Introduction to my research
We know that a person’s genes can predispose them to particular diseases. However, why do human genetic differences exist at all? Natural selection from pathogens is an important selective force maintaining genetic diversity in human populations. I use mathematical models and computational simulations of evolution to understand this process. Understanding how pathogen selection drives genetic diversity in humans will offer mechanistic insights into functional differences between variants of human genes, and will also teach us new ways that we can combat infectious disease.
For all of my publications, please see my Publication list. For my current projects at the Zeeman Institute, please see this page. Below I describe my major areas of research interest.
Genes responsible for parts of our immune system include the two most diverse gene families in the human genome: the human leukocyte antigens (HLAs, also known as major histocompatibility complex genes MHCs) and the Killer-cell Immunglobulin-like Receptors (KIRs). I have used mathematical and computational models to show that pathogen selection can account for the genomic organisation of HLAs (Penman et al 2013), and that a combination of pathogen selection and reproductive selection could have shaped the population genetics of human KIRs (Penman et al 2016). Connor White and I recently showed how the combined effects of HLA diversity and pathogen diversity may mean we miss important HLA effects in case control studies (White et al 2020).
Malaria and human genetics
Malaria has had a profound effect on human genetics. Malaria protective genetic variants have evolved and spread in sub Saharan Africa, much of Asia, and the region around the Mediterranean. We see malaria protective variants in populations living in countries which eradicated malaria decades ago. These malaria protective genetic variants can impact people’s health. One famous example of such a variant is the mutation responsible for the blood disorder sickle cell anaemia. Malaria can thus impact public health long after malaria parasites have been eradicated from a region.
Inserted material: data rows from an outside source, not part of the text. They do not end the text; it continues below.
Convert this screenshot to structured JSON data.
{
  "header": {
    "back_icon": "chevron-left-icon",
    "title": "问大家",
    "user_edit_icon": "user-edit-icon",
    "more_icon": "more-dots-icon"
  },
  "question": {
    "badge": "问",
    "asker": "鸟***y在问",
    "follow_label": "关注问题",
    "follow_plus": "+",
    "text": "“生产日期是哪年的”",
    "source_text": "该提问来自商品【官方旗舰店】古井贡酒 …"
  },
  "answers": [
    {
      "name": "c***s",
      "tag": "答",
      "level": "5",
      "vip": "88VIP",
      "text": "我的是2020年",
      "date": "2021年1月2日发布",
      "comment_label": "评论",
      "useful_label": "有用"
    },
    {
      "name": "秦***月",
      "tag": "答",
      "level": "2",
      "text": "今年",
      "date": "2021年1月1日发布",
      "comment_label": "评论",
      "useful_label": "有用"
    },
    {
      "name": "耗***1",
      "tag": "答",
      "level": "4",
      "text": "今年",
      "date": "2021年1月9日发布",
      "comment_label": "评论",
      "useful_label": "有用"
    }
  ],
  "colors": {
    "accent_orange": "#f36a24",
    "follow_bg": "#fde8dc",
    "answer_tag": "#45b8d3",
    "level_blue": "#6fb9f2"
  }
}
My work on malaria and human genetics focuses on why different populations have evolved different solutions to the problem of malaria. I have shown that interactions amongst malaria protective disorders of haemoglobin can account for the relative rarity of sickle cell in the Mediterranean region (Penman et al, 2009), and for the exclusion of sickle cell from certain populations in south Asia (Penman et al 2011). I have also demonstrated that the sheer diversity of adaptations to malaria could reduce the sensitivity of public health screens for the presence of disorders such as beta thalassaemia (Penman et al 2014).
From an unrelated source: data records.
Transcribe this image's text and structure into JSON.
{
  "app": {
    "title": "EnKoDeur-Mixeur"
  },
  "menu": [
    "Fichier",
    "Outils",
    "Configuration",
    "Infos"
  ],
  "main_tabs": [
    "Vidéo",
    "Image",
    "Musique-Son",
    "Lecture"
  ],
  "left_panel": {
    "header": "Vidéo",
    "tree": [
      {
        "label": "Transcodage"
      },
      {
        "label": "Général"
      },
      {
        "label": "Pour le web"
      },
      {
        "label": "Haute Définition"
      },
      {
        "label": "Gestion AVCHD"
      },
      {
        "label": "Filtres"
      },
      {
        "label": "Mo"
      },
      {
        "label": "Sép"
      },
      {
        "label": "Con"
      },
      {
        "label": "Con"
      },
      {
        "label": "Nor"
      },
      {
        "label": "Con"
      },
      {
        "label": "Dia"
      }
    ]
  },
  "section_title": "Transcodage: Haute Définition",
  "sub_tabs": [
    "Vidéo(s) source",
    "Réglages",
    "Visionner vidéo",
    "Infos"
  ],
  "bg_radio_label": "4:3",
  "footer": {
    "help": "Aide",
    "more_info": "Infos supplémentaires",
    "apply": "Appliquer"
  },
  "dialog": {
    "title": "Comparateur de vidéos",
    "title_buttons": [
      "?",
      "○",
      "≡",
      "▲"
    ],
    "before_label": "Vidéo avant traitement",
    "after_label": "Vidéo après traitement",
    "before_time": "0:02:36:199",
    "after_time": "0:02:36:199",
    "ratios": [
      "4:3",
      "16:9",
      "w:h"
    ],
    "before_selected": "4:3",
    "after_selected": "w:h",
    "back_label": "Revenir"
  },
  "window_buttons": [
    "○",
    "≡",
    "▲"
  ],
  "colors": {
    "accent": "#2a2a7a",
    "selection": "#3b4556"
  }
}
There is a striking contrast between the way that humans have adapted to the two major species of human malaria parasite (Plasmodium falciparum and Plasmodium vivax). I recently showed that adaptations which block malaria infection in the first place (such as the Duffy negative adaptation against P. vivax) are unlikely to emerge if adaptive immunity against malaria virulence is gained quickly. Penman and Gandon, 2020, press release. This could account for why there are no widespread P. falciparum blocking adaptations.
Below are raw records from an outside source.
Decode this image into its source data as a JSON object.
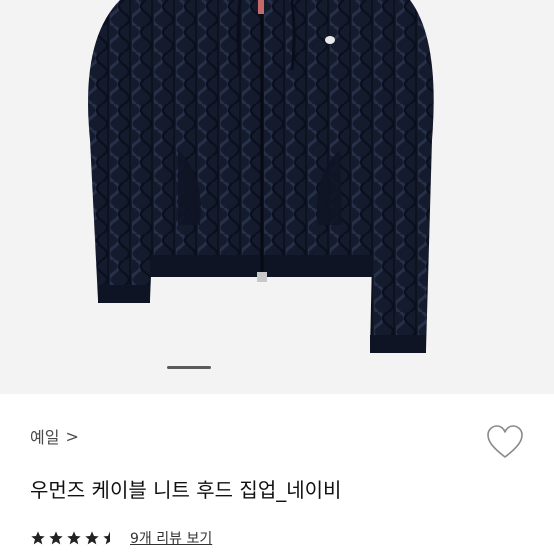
{
  "product": {
    "brand": "예일",
    "brand_chevron": ">",
    "title": "우먼즈 케이블 니트 후드 집업_네이비",
    "rating": 4.5,
    "rating_max": 5,
    "review_link": "9개 리뷰 보기",
    "image_icon": "navy-cable-knit-hoodie-photo",
    "colors": {
      "garment": "#141b2c",
      "background": "#f3f3f3",
      "star": "#222222"
    }
  },
  "carousel": {
    "indicator_icon": "carousel-progress-bar"
  },
  "wishlist": {
    "icon": "heart-outline-icon"
  }
}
Comparing human malaria adaptations with those of non-human species
Malaria is not just a problem for humans, and comparing human and non-human adaptations to malaria can deliver important mechanistic insights. In collaboration with my former colleagues at the University of Oxford I am investigating how malaria has shaped the evolutionary history of the long-tailed macaque. We have recently archived a preprint (Faust et al 2020) demonstrating that long-tailed macaque alpha globin is under malaria selection.